Here there are two holy days in the week – Friday night football and Sunday morning worship. Sunday is for the Lord, and if you are absent from church, be prepared for an appointed member to show up at your door with a casserole assuming you must be ill. Football, on the other hand, is for the Hail Mary – the same casserole protocol applies. However, neighbors showing up with food unannounced is not relegated to a specific event, and when they do, this is not a trick- I repeat this is not a trick. It’s called being thoughtful.

If you live near the coast down here in the south, you will no doubt be introduced to what we call a hurricane.   Southerners are known to wrestle live alligators and hunt wild hogs with just a knife. In other words, they don’t scare easily.  I say this to drive home the point that if you see southerners evacuating then something bad is definitely about to happen.  A hurricane is like a bad redneck marriage.  It is almost certain that someone’s going to lose a trailer.  After it is all over you will see a phenomenon that you have probably never seen in your life.  People helping other people for no reason at all.  Don’t worry, it is contagious, but it will not kill you.

Be advised, ya’ll (both singular and plural) is the only appropriate pronoun, all drinks are referred to as Coke, you only use Duke’s mayonnaise, and the phrase “Bless your heart” has many meanings. The last one, unfortunately, you will figure it out on your own.
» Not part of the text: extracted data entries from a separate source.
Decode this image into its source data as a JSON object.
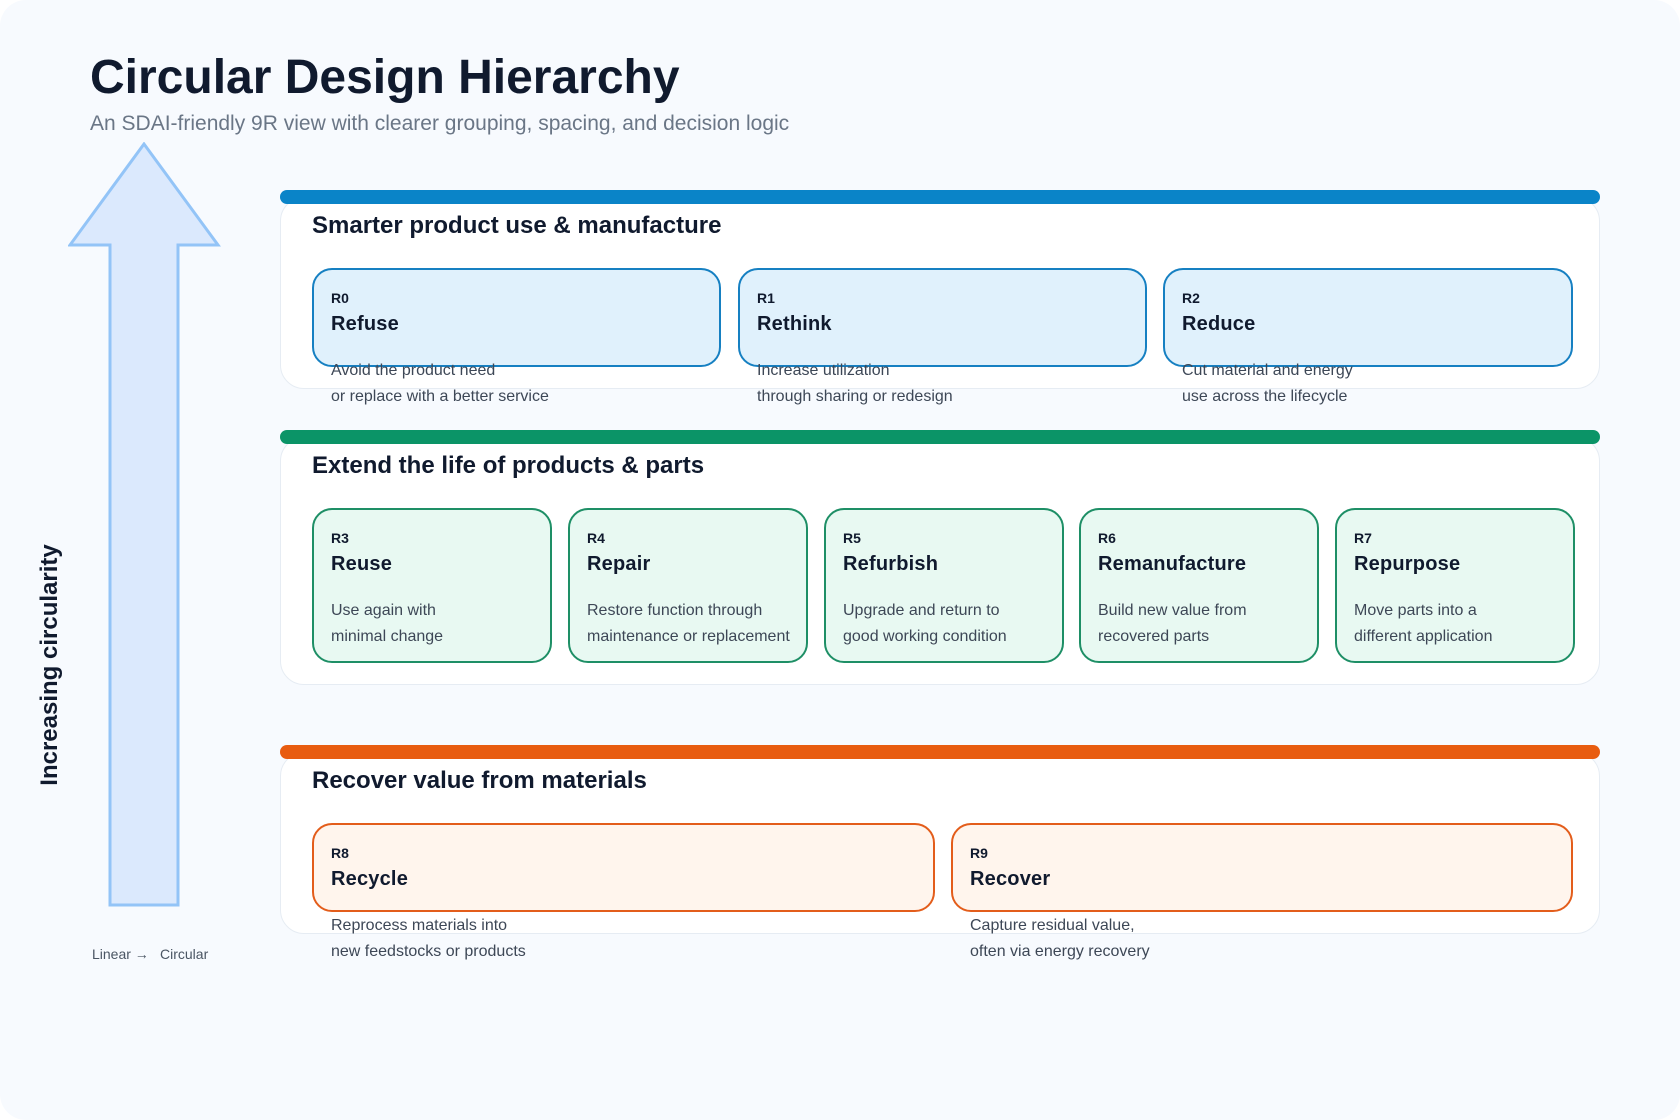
{
  "header": {
    "title": "Circular Design Hierarchy",
    "subtitle": "An SDAI-friendly 9R view with clearer grouping, spacing, and decision logic"
  },
  "axis": {
    "label": "Increasing circularity",
    "footer_left": "Linear →",
    "footer_right": "Circular"
  },
  "colors": {
    "blue": "#0a84c8",
    "green": "#0b9467",
    "orange": "#e85c10",
    "arrow_fill": "#dbe9fd",
    "arrow_stroke": "#93c4f7"
  },
  "groups": [
    {
      "title": "Smarter product use & manufacture",
      "items": [
        {
          "code": "R0",
          "name": "Refuse",
          "desc": [
            "Avoid the product need",
            "or replace with a better service"
          ]
        },
        {
          "code": "R1",
          "name": "Rethink",
          "desc": [
            "Increase utilization",
            "through sharing or redesign"
          ]
        },
        {
          "code": "R2",
          "name": "Reduce",
          "desc": [
            "Cut material and energy",
            "use across the lifecycle"
          ]
        }
      ]
    },
    {
      "title": "Extend the life of products & parts",
      "items": [
        {
          "code": "R3",
          "name": "Reuse",
          "desc": [
            "Use again with",
            "minimal change"
          ]
        },
        {
          "code": "R4",
          "name": "Repair",
          "desc": [
            "Restore function through",
            "maintenance or replacement"
          ]
        },
        {
          "code": "R5",
          "name": "Refurbish",
          "desc": [
            "Upgrade and return to",
            "good working condition"
          ]
        },
        {
          "code": "R6",
          "name": "Remanufacture",
          "desc": [
            "Build new value from",
            "recovered parts"
          ]
        },
        {
          "code": "R7",
          "name": "Repurpose",
          "desc": [
            "Move parts into a",
            "different application"
          ]
        }
      ]
    },
    {
      "title": "Recover value from materials",
      "items": [
        {
          "code": "R8",
          "name": "Recycle",
          "desc": [
            "Reprocess materials into",
            "new feedstocks or products"
          ]
        },
        {
          "code": "R9",
          "name": "Recover",
          "desc": [
            "Capture residual value,",
            "often via energy recovery"
          ]
        }
      ]
    }
  ]
}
Don’t talk about how nice it is up north or how much you miss home.  You never hear refugees do that and neither should you.  Keep in mind that many of us have visited the north.  Why do you think we make fun of you?  Just enjoy your new surroundings.  We have everything you need here.  Fresh air, mild winters, plenty of waterfronts, mountains, sunshine and so much more.  Plus you can join us in making fun of Yankees.  After all, that is sort of the best part!

Now if you are young enough to have escaped the north at a young age you are going to want to know a little bit about southern girls.

  1. You don’t have to pay them for a date.  Remember, you are in the south now.
  2. No cursing.  Remember, this is a southern girl, not your mother.
  3. Don’t tell her where you are from.  If you have to just say you are from Canada.
  4. Prenuptial agreements are useless. Remember, she owns a gun and her father most likely has some acreage purchased for just such an event. Again see paragraph #4.

Being Southern isn’t talking with an accent, drinking sweet tea, or rocking on a front porch. You respect others, are polite to a fault, know your place but are fierce about your beliefs, and understand food along with football is a religious experience. Once you have finally settled in, you are now part of a greater family, and here, family is not just an important thing, it’s everything. With Southerners, family (blood kin or not) is sacred. As long as you remember the five Fs – faith, family, friends, fried food, and football – you’re going to fit right in.